= Microalgal bacterial flocs =

== MaB-flocs ==

Microalgae do not settle by gravity, therefore expensive harvesting techniques must be applied. This is a major bottleneck of microalgal technology. Bioflocculation of microalgae and bacteria addresses this.

MaB-flocs or Microalgal Bacterial flocs settle by gravity, up to density of 20 g per liter. This is a major improvement for microalgal technology for wastewater treatment.

Currently, MaB-flocs are being applied for sewage treatment on lab and pilot scale in Germany, New Zealand and Belgium. The idea is to scavenge nutrients such as nitrogen and phosphorus from the wastewater, sometimes combined with flue gas treatment.

Nutritional evaluation of such microbial protein or single cell protein as an unconventional protein feedstuff or ingredient in artificial animal feeds have gained much importance lately. Its nutritional strengths and bottlenecks are much described lately.

== Potential of MaB-flocs in Omega-3 Production ==

The integration of Microalgal Bacterial (MaB) flocs into sustainable agricultural practices presents an innovative approach to enhancing the nutritional content of food sources, particularly in terms of omega-3 fatty acids. Omega-3 fatty acids, such as Eicosapentaenoic acid (EPA) and Docosahexaenoic acid (DHA), are essential fats that humans must obtain from their diet. These fats are crucial for brain health, maintaining the health of cell membranes, and supporting cardiovascular health.

MaB-flocs, comprising both microalgae and bacteria, have shown promise in wastewater treatment applications by effectively removing nutrients such as nitrogen and phosphorus. Microalgae, a key component of MaB-flocs, are known for their ability to accumulate high levels of omega-3 fatty acids. This positions MaB-flocs as a potential sustainable source of these essential nutrients.

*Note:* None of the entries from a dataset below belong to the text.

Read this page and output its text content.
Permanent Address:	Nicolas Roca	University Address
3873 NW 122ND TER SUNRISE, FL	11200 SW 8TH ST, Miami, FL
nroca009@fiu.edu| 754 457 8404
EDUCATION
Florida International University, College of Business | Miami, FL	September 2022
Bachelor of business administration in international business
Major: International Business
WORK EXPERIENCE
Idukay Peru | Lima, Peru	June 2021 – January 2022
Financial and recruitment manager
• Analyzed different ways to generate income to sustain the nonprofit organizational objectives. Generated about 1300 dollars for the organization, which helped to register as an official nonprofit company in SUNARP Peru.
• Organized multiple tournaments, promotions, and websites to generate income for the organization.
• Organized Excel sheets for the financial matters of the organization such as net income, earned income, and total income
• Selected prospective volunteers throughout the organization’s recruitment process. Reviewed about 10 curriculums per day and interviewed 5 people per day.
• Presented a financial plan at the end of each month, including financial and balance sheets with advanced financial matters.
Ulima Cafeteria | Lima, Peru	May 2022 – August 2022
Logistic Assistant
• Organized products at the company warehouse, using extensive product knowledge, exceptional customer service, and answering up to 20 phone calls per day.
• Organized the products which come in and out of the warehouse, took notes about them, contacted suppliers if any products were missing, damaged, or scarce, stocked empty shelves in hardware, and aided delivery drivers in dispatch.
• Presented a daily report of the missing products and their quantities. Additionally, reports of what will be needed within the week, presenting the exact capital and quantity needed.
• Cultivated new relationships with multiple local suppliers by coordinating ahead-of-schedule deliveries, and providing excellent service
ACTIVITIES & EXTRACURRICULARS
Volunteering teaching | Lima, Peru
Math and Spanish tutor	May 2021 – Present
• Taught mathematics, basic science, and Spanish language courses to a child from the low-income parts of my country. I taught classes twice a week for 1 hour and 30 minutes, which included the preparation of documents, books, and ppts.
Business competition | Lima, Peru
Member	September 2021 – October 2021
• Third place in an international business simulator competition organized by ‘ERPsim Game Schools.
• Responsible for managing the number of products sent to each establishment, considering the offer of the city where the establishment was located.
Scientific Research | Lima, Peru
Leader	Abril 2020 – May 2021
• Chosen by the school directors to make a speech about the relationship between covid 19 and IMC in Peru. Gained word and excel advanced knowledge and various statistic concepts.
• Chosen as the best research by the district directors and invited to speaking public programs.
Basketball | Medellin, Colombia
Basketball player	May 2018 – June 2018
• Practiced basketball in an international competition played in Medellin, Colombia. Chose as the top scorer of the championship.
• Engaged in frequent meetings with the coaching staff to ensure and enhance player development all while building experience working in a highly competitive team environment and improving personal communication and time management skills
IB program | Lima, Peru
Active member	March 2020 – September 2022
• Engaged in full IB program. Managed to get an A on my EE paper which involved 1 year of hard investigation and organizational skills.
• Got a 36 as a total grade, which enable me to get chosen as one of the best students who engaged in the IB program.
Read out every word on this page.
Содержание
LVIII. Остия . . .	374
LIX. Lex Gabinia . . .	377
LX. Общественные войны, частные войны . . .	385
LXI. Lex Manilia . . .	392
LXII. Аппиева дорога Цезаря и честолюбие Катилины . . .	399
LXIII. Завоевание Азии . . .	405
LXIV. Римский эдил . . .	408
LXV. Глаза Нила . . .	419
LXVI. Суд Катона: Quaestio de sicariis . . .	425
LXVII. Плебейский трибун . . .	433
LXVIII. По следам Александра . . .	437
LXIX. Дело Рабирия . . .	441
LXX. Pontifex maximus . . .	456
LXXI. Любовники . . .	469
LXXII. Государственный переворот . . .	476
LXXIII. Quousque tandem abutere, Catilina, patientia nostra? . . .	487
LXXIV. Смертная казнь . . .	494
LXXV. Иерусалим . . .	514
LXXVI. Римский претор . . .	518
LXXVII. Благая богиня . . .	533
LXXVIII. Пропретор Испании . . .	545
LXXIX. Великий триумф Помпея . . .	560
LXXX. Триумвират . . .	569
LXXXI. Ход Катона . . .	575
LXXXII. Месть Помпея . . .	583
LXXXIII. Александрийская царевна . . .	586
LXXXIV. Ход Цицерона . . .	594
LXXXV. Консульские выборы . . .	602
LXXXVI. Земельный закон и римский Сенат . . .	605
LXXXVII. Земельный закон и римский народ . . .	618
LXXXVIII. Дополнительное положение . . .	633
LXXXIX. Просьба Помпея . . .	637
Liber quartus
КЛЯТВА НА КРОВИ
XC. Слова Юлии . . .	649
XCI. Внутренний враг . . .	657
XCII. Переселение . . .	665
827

The cultivation of microalgae within MaB-flocs for omega-3 production offers a dual benefit: improving water quality through nutrient removal and providing a source of essential dietary fats.

Current research focuses on optimizing the growth conditions of MaB-flocs to maximize the yield of omega-3 fatty acids. This includes investigating the effects of various environmental parameters, such as light intensity, temperature, and pH, on the fatty acid profile of microalgae within the flocs. Additionally, the feasibility of harvesting omega-3-rich microalgae from MaB-flocs for use in food and feed applications is being explored.

While the direct contribution of MaB-flocs to disease prevention through omega-3 production requires further research, their potential to serve as a sustainable source of these essential nutrients is clear. As the global demand for omega-3 fatty acids continues to rise, MaB-flocs represent a promising avenue for environmentally friendly production of these vital dietary components.